I used stainless steel fishing tackle wire, the kind you use in making spinner baits and stuff....
getting the tension uniform is done by a process called "tuning the block" it is a wee bit time consuming, but it is recommended, whether you use this method, or the through hole method.
those blocks where designed in the good old days of slockets and K6-2 CPU's, where the 6tab socket-A's just started to role off of production, I had to provide for both. using all 6 is not required at all, the corners is way more than enough....
those red and black wires are the electric leads of two 172W peltiers, one in each block...
heheh ya, those hard drive blocks are something else, they sure way a ton, (almost)
for the Block
I am actually bargaining on the water doing exactly just that, Taking the shortest path across....... Why, because the faster I can get each molecule to get in close proximity to the hot sides or pins in the block, and then the hell outa there, the faster a fresh cool molecule can come in after it... I also use a design principle I call VDFC.
leaking at the seam, that problem gets solved by having 2 bolts on either side of where the barbs go, to insure mechanical rigidity, also that I thread the barb holes a tad bit deeper, than usual, and then, by using Teflon tape, one do not need to have as much torque on them while still getting the perfect seal....

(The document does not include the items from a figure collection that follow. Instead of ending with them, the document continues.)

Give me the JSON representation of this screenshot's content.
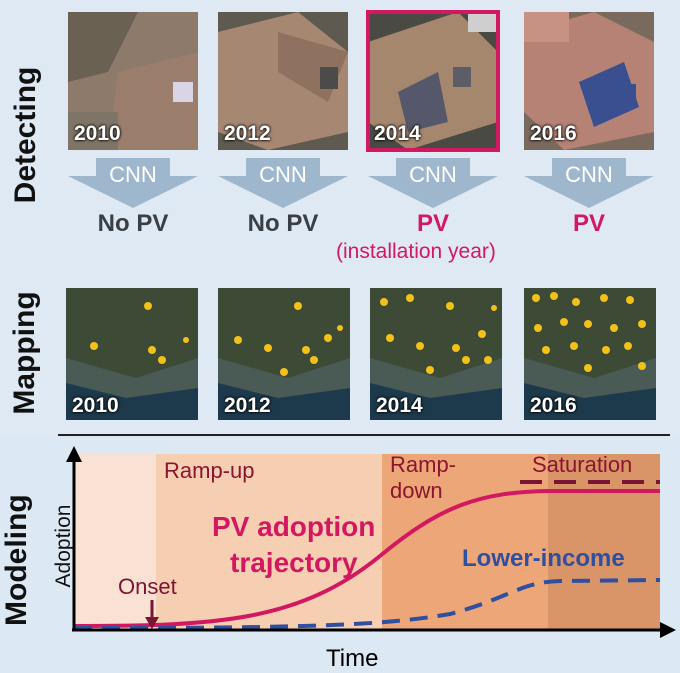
{
  "detecting": {
    "section_label": "Detecting",
    "thumbnails": [
      {
        "year": "2010",
        "cnn": "CNN",
        "result": "No PV",
        "color": "#3a3f46"
      },
      {
        "year": "2012",
        "cnn": "CNN",
        "result": "No PV",
        "color": "#3a3f46"
      },
      {
        "year": "2014",
        "cnn": "CNN",
        "result": "PV",
        "sub": "(installation year)",
        "color": "#d21860"
      },
      {
        "year": "2016",
        "cnn": "CNN",
        "result": "PV",
        "color": "#d21860"
      }
    ]
  },
  "mapping": {
    "section_label": "Mapping",
    "maps": [
      {
        "year": "2010"
      },
      {
        "year": "2012"
      },
      {
        "year": "2014"
      },
      {
        "year": "2016"
      }
    ]
  },
  "modeling": {
    "section_label": "Modeling",
    "y_axis_label": "Adoption",
    "x_axis_label": "Time",
    "phases": [
      "Ramp-up",
      "Ramp-",
      "down",
      "Saturation"
    ],
    "onset_label": "Onset",
    "pv_label_line1": "PV adoption",
    "pv_label_line2": "trajectory",
    "lower_income_label": "Lower-income",
    "colors": {
      "pv": "#d21860",
      "lower_income": "#2f4fa0",
      "phase_text": "#8a1530"
    }
  }
}
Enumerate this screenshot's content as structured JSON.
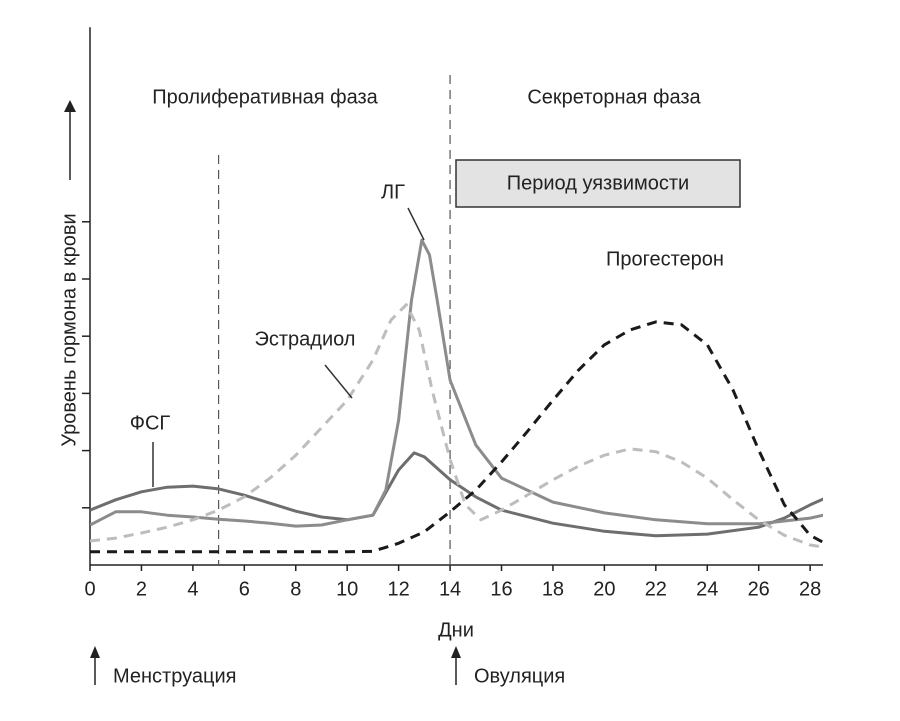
{
  "chart_data": {
    "type": "line",
    "y_label": "Уровень гормона в крови",
    "x_label": "Дни",
    "phases": [
      "Пролиферативная фаза",
      "Секреторная фаза"
    ],
    "highlight": "Период уязвимости",
    "events": [
      "Менструация",
      "Овуляция"
    ],
    "reference_lines": [
      5,
      14
    ],
    "xlim": [
      0,
      28.5
    ],
    "xticks": [
      0,
      2,
      4,
      6,
      8,
      10,
      12,
      14,
      16,
      18,
      20,
      22,
      24,
      26,
      28
    ],
    "ylim": [
      0,
      9.4
    ],
    "yticks": [
      1,
      2,
      3,
      4,
      5,
      6
    ],
    "series": [
      {
        "name": "ФСГ",
        "color": "#6e6e6e",
        "dashed": false,
        "x": [
          0,
          1,
          2,
          3,
          4,
          5,
          6,
          7,
          8,
          9,
          10,
          11,
          12,
          12.6,
          13,
          14,
          15,
          16,
          18,
          20,
          22,
          24,
          26,
          27,
          28,
          28.7
        ],
        "values": [
          0.96,
          1.14,
          1.28,
          1.36,
          1.38,
          1.33,
          1.22,
          1.08,
          0.94,
          0.84,
          0.79,
          0.87,
          1.66,
          1.96,
          1.89,
          1.49,
          1.19,
          0.96,
          0.73,
          0.59,
          0.51,
          0.54,
          0.66,
          0.82,
          1.05,
          1.19
        ]
      },
      {
        "name": "ЛГ",
        "color": "#8c8c8c",
        "dashed": false,
        "x": [
          0,
          1,
          2,
          3,
          4,
          5,
          6,
          7,
          8,
          9,
          10,
          11,
          11.5,
          12,
          12.5,
          12.9,
          13.2,
          13.5,
          14,
          15,
          16,
          18,
          20,
          22,
          24,
          26,
          28,
          28.7
        ],
        "values": [
          0.7,
          0.93,
          0.93,
          0.87,
          0.84,
          0.8,
          0.77,
          0.73,
          0.68,
          0.7,
          0.79,
          0.87,
          1.31,
          2.53,
          4.63,
          5.68,
          5.42,
          4.63,
          3.23,
          2.1,
          1.52,
          1.1,
          0.91,
          0.79,
          0.72,
          0.72,
          0.82,
          0.89
        ]
      },
      {
        "name": "Эстрадиол",
        "color": "#bdbdbd",
        "dashed": true,
        "x": [
          0,
          1,
          2,
          3,
          4,
          5,
          6,
          7,
          8,
          9,
          10,
          11,
          11.7,
          12.3,
          12.8,
          13.3,
          14,
          14.6,
          15.2,
          16,
          17,
          18,
          19,
          20,
          21,
          22,
          23,
          24,
          25,
          26,
          27,
          28,
          28.7
        ],
        "values": [
          0.42,
          0.47,
          0.56,
          0.66,
          0.79,
          0.96,
          1.19,
          1.52,
          1.92,
          2.4,
          2.88,
          3.58,
          4.28,
          4.55,
          4.11,
          3.06,
          1.84,
          1.05,
          0.79,
          0.96,
          1.22,
          1.49,
          1.73,
          1.92,
          2.03,
          1.98,
          1.8,
          1.52,
          1.14,
          0.79,
          0.52,
          0.35,
          0.3
        ]
      },
      {
        "name": "Прогестерон",
        "color": "#1a1a1a",
        "dashed": true,
        "x": [
          0,
          2,
          4,
          6,
          8,
          10,
          11,
          12,
          13,
          14,
          15,
          16,
          17,
          18,
          19,
          20,
          21,
          22,
          23,
          24,
          25,
          26,
          27,
          27.5,
          28,
          28.7
        ],
        "values": [
          0.23,
          0.23,
          0.23,
          0.23,
          0.23,
          0.23,
          0.24,
          0.38,
          0.58,
          0.93,
          1.31,
          1.8,
          2.33,
          2.88,
          3.41,
          3.85,
          4.11,
          4.25,
          4.2,
          3.85,
          3.06,
          2.01,
          1.05,
          0.79,
          0.52,
          0.35
        ]
      }
    ]
  }
}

I have some custom made brackets, enabling the block, or rather, the drive, to be mounted on the block, I do not remove anything from the drive, nether do I use any paste, It is really not necessary, a hard drive do not produce it's heat fast enough to warrant such measures. The sheer size of the transfer junction, even with no thermal compound, is way more than enough to do a perfect job at cooling the drive....
the sides of the drive is good.... yes, but you then need to have two blocks, to insure, thermal uniformity.
I prefer the top, remember that the insides of the drive, still get cooled by the air that circulate while it is spinning, and the top plate is as good as one can hope for, to get to that air. But to be honest, you can even just slap your maze block on it as is, anywhere you can find a flat spot.... you will be amazed at how much of a difference it will make.....
The only reasons I make my HD-blocks that big, is so I can fit two drives to one block, and for mounting purposes, the block is treated like just another drive, even has the holes tapped to the same spec as those in a drive itself, makes installation a breeze.